Lenze Introduces IE5/IE6 Motor Drive System With i650 Motec Inverter

Lenze’s IE5/IE6 motor drive system pairs the i650 motec inverter drive with the m550/m650 synchronous motor to deliver high energy efficiency, encoderless positioning, and up to 300% starting torque.


News December 13, 2025 by Joshua Tidwell

If you’ve ever watched a conveyor try to start under load, you know why so many drives get oversized. It keeps production moving, sure, but it also leaves plants with gear that’s bulkier, hungrier, and harder to integrate than it needs to be.

Lenze’s new IE5/IE6 motor drive system aims to dial back that complexity by pairing the i650 motec inverter with the m550 and m650 synchronous motor families. The combination provides high starting torque, integrated logic, and encoderless positioning in a package engineered for decentralized architectures.

Lenze debuted the system at SPS 2025, where it framed the update as a shift toward more efficient, self-sufficient motion nodes.

 

Lenze’s new IE5/IE6 motor drive system pairs the i650 motec inverter drive with the m550/m650 synchronous motor

Lenze’s new IE5/IE6 motor drive system pairs the i650 motec inverter drive with the m550/m650 synchronous motor. Image used courtesy of Lenze

 

A Drive System Built for Heavy Starts

According to Lenze, the IE5/IE6 motor drive system delivers up to 300 percent starting torque from a standstill without requiring motor feedback. For applications that routinely start under load, such as conveyors with product already on the belt, winding stations at full tension, or pump systems with back pressure, that level of torque gives designers room to size motors for the continuous duty cycle machines. Lenze notes that this approach trims overspecification and reduces energy consumption while still hitting the required acceleration profile.

 

Lenze’s i650 motec frequency inverter features a built-in Logic PLC based on CODESYS

Lenze’s i650 motec frequency inverter features a built-in Logic PLC based on CODESYS. Image used courtesy of Lenze

 

Integrated Control, Encoderless Positioning

The i650 Motec itself includes a Logic PLC and built-in positioning capability, allowing it to execute local moves even if a higher-level controller is unavailable. When paired with the m550/m650 synchronous motors, the inverter can perform encoderless positioning and maintain repeatability through precise model-based control.

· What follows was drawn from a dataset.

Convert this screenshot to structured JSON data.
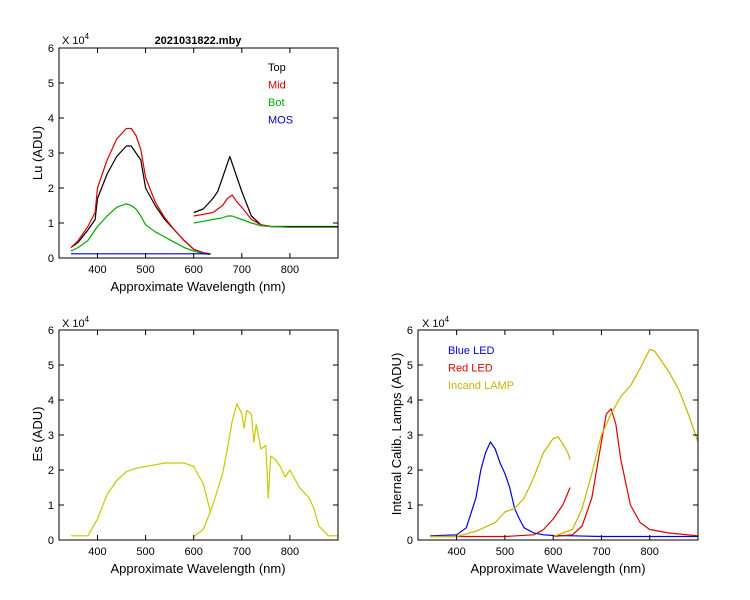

Safety functions for motion systems such as safe torque off (STO) and CIP-based STO are already supported, and future additions will extend encoderless safety with modes like SLS and protocol support for PROFISAFE and FSoE.

 

Motor Range and Mechanical Options

Lenze’s m550 motors can cover between 0.25 and 11 kW, while the m650 range spans 0.75 to 22 kW for more dynamic motion. Both motor series were designed to interface cleanly with Lenze’s gearbox families, which include helical, angular, and bevel gears. Early test users relied on Lenze’s web-based EASY System Designer to size components and estimate energy consumption, which helped them tune the motor-gearbox-drive combination more precisely for efficiency rather than brute force.

 

Lenze’s m650 motor features 0.75 - 22 kW power ratings for use in dynamic applications

Lenze’s m650 motor features 0.75 - 22 kW power ratings for use in dynamic applications. Image used courtesy of Lenze

 

Energy Recovery and System Transparency

The IE5/IE6 motor drive system’s sustainability features are equally notable. According to Lenze, motor losses can drop by as much as 60 percent depending on the configuration. The i650 Motec includes an energy-recovery stage that returns excess energy to the mains without external hardware. IO-Link connectivity supplies additional diagnostics to operators, giving them access to data that would normally require extra sensing hardware. Removing the need for feedback devices, special cabling, and brake resistors also trims installation time and material cost.

Lenze’s IE5/IE6 motor drive system blends high starting torque, encoderless positioning, and built-in energy recovery into a compact decentralized package. It gives machine builders a way to size drives more accurately, streamline installation, and improve efficiency without layering on external components.